James Gray on the commentary says that he looked on the story as one of destiny, of fate. Of course the audience will know from the third scene that Bobby will end up in uniform, and so Gray isn’t interested in what will happen so much as how it will happen. He wasn’t at all expecting the audience not to believe that Bobby would join the cops – the way I didn’t. I fully expected Bobby to use his temporary status with the force only to avenge his father on Vadim and maybe the old furrier as well, then (like Will Kane in High Noon and Harry Callahan in Dirty Harry) throw down his badge and walk away. So Gray is constructing his screenplay with a major misapprehension when it comes to viewers like me.

He also says that he didn’t want to make a ‘rah, rah, go cops’ kind of movie, but to follow in the track of 1970s movies which end on a mixed note. But I was struck by how closely Bobby Green’s story follows Michael Corleone’s in the original The Godfather – both stories have a son who leaves the family business, but who is drawn back in when his father is threatened, and who ends up a better and more ruthless exemplar than his formerly-respected brother. The idea that the cops are like the mob put me into thinking Bobby’s end was almost entirely negative; combine this with my disbelief that Bobby would even want to be a cop, and it seems like a total loss. Gray did too good a job portraying the glamor and appeal of the nightclub manager’s life; who in the audience would think he ended up better off as a lowly rookie cop in the cold, dirty, police precincts after lording over a huge nightclub as its king with a super-hot princess at his side?

The third point that interested me concerns my reactions to Joaquin Phoenix as Bobby. Bobby has to draw me through the story. It isn’t enough that the character be well-drawn or well-acted. It isn’t enough that he be believable (he wasn’t believable for me, anyhow). But he also has to be likable. I have to like Bobby and want to identify with him, to empathize with him, to root for him. If Gray can manage to get me to do this, then he can count on Bobby pulling me through the story even if I don’t entirely believe it.

Now, there are two ways to get us to like a character.

  1. Likability can be built into the script, or
  2. The character can be played by an inherently likable actor.
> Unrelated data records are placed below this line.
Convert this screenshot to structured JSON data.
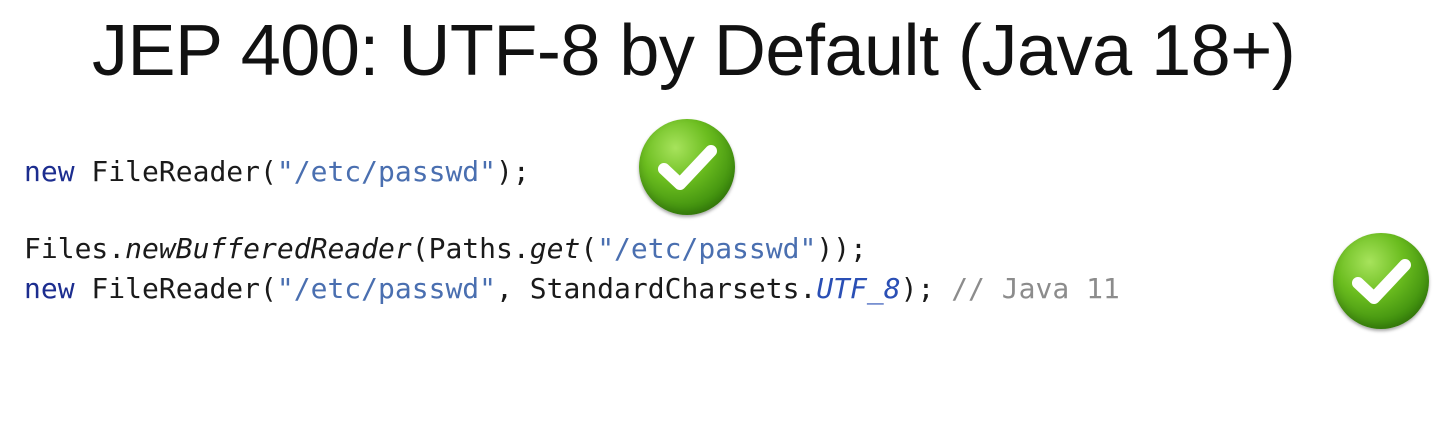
{
  "slide": {
    "title": "JEP 400: UTF-8 by Default (Java 18+)"
  },
  "code_line_1": {
    "kw_new": "new",
    "class": " FileReader(",
    "path": "\"/etc/passwd\"",
    "tail": ");"
  },
  "code_line_2": {
    "prefix": "Files.",
    "method": "newBufferedReader",
    "mid": "(Paths.",
    "get": "get",
    "open": "(",
    "path": "\"/etc/passwd\"",
    "tail": "));"
  },
  "code_line_3": {
    "kw_new": "new",
    "class": " FileReader(",
    "path": "\"/etc/passwd\"",
    "mid": ", StandardCharsets.",
    "constant": "UTF_8",
    "tail": "); ",
    "comment": "// Java 11"
  },
  "icons": {
    "check_1": "check-circle-icon",
    "check_2": "check-circle-icon"
  },
  "colors": {
    "keyword": "#1c2d8f",
    "string": "#4a6fb0",
    "comment": "#8c8c8c",
    "check_green": "#6bbd1f"
  }
}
Way No 1 needs scenes, lines, actions. It’s easy enough to pull off, but it takes valuable screen time in something that is like exposition but not quite. There are two things that happen in the First Act of a movie:

  1. We learn how the predicament is built. This happens inside the story.
  2. We learn how we are supposed to respond to the movie. This happens between us and the movie: are we supposed to laugh or cry? Does it engage our feelings or our intellect? Are we supposed to like what happens, or get good and mad at it? What genre of movie is it we’re watching, anyhow?

Adding scenes and lines and bits of business to manage our feelings toward the hero is part of the second item there. They can and should be interwoven with other actions and scenes, but no matter what, they do take up running time, and there’s a shortcut to doing it, that involves casting.

Cast Kirk Douglas in the role, we will expect one kind of movie, and respond, and expect to respond, in one way. Cast Jim Carrey, or Lee Marvin, or Joaquin Phoenix, or Charlie Chaplin, and we will expect something else.

Gray doesn’t do anything to make us like Bobby Green, other than to portray him as living a life we would all enjoy (but this implies that we will feel unhappy when he loses this life, and we won’t like it when he becomes a mere cop). This means the movie depends almost entirely on Joaquin Phoenix to make us like Bobby enough to carry us through the changes in his life.

This ‘likability’ is a mysterious, undefinable, unmeasurable thing. In television, they just call it Q instead of anything tangible. It’s the rarest thing. It isn’t just charisma, though charisma helps. It isn’t just sex appeal, although that helps too. It isn’t strength of character or anything racial or generic.

And Joaquin Phoenix doesn’t have it – for me, anyway. Which makes me wonder how I would have reacted to the same movie if a more likable actor starred in it.